Ensuite parce que cette décision acte que la technique dite de la « FIV à trois parents » crée des embryons transgéniques. Cette affirmation ne peut laisser insensible dans une société portée à plus d’écologie, au bio. Si certains alertent sur les végétaux OGM, ou sur les animaux génétiquement modifiés, comment ne pas alerter sur la modification du génome humain, du patrimoine génétique de l’humanité ? Le sursaut écologique de la société française peut favoriser une prise de conscience sur la manipulation génétique d’embryons humains. D’autant que la Chine a scandalisé le monde entier en faisant naître des jumeaux génétiquement modifiés résistant au VIH, transgressant les principes premiers de l’éthique. Et que les rares enfants nés par la technique de la FIV à trois parents comme en Angleterre, au Mexique, en Grèce ont montré qu’ils encouraient des risques pour leur santé. Au nom de l’éthique, de la science, et du patrimoine de notre humanité, il est nécessaire de protéger l’embryon humain, de ces expérimentations. Notre pays, signataire de la Convention d’Oviedo qui est encore une digue contre l’humanité génétiquement modifiée [13], doit s’y engager.
[1] Interdit inscrit dans l’article L2151-2 du code de la santé publique entre 2011 et 2021.
[2] « Les maladies mitochondriales sont un ensemble de maladies, le plus souvent héréditaires, caractérisées par un dysfonctionnement des mitochondries, des organites présents dans toutes les cellules. Elles possèdent leur propre génome et jouent un rôle indispensable dans le fonctionnement cellulaire puisqu’elles permettent la production d’énergie, grâce au processus de respiration cellulaire. » Source : Institut Pasteur
[3] Ordonnance du Tribunal de Montreuil 23 février 2017
[4] Conseil d’Etat 29 novembre 2023, n°461200 et 461227 Assistance Publique – Hôpitaux de Paris
[5] L’ADN nucléaire représente 99 % du patrimoine génétique d’un individu
[6] L’ADN mitochondrial représente 1% du patrimoine génétique de l’individu
[7] Article L2151-2 du code de la santé publique « La conception in vitro d’embryon humain par fusion de gamètes ou la constitution par clonage d’embryon humain à des fins de recherche est interdite. »

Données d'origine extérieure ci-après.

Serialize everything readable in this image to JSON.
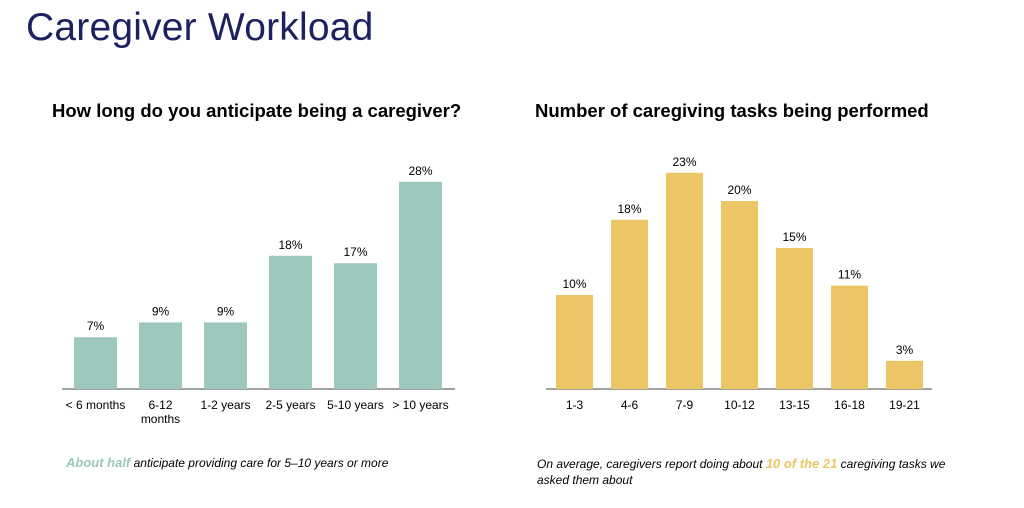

[8] Article L2151-3 du code de la santé publique « Un embryon humain ne peut être ni conçu, ni constitué par clonage, ni utilisé, à des fins commerciales ou industrielles. »
[9] Article L2151-2 du code de la santé publique entre 2011 et 2021 : « La création d’embryons transgéniques ou chimériques est interdite. »
[10] Conclusion du rapporteur public au Conseil d’Etat – N° 461200 et 461227 Agence de la biomédecine Assistance Publique – Hôpitaux de Paris 1ère et 4ème chambres réunies – Séance du 15 novembre 2023
[11] Rapport fait au nom de la commission spéciale chargée d’examiner le projet de loi relatif à la bioéthique, 11 mai 2011, AN, n° 340.
[12] Le Quotidien du Médecin, « L’Agence de la biomédecine : menace d’un biopouvoir en France », 16 novembre 2010
[13] La Convention d’Oviedo interdit la constitution d’embryons humains pour la recherche et demande une protection adéquate de l’embryon humain (article 18). Elle interdit la modification du génome humain ayant pour but la modification génétique de la descendance (article 13). Récemment, le comité de bioéthique du Conseil de l’Europe a voulu « préciser » que « dans le cadre de la recherche, les interventions visant à modifier le génome humain en vue de l’acquisition de connaissances utiles à ces fins autorisées peuvent être réalisées » (cf. Convention d’Oviedo : le comité de bioéthique donne son feu vert à l’édition du génome humain).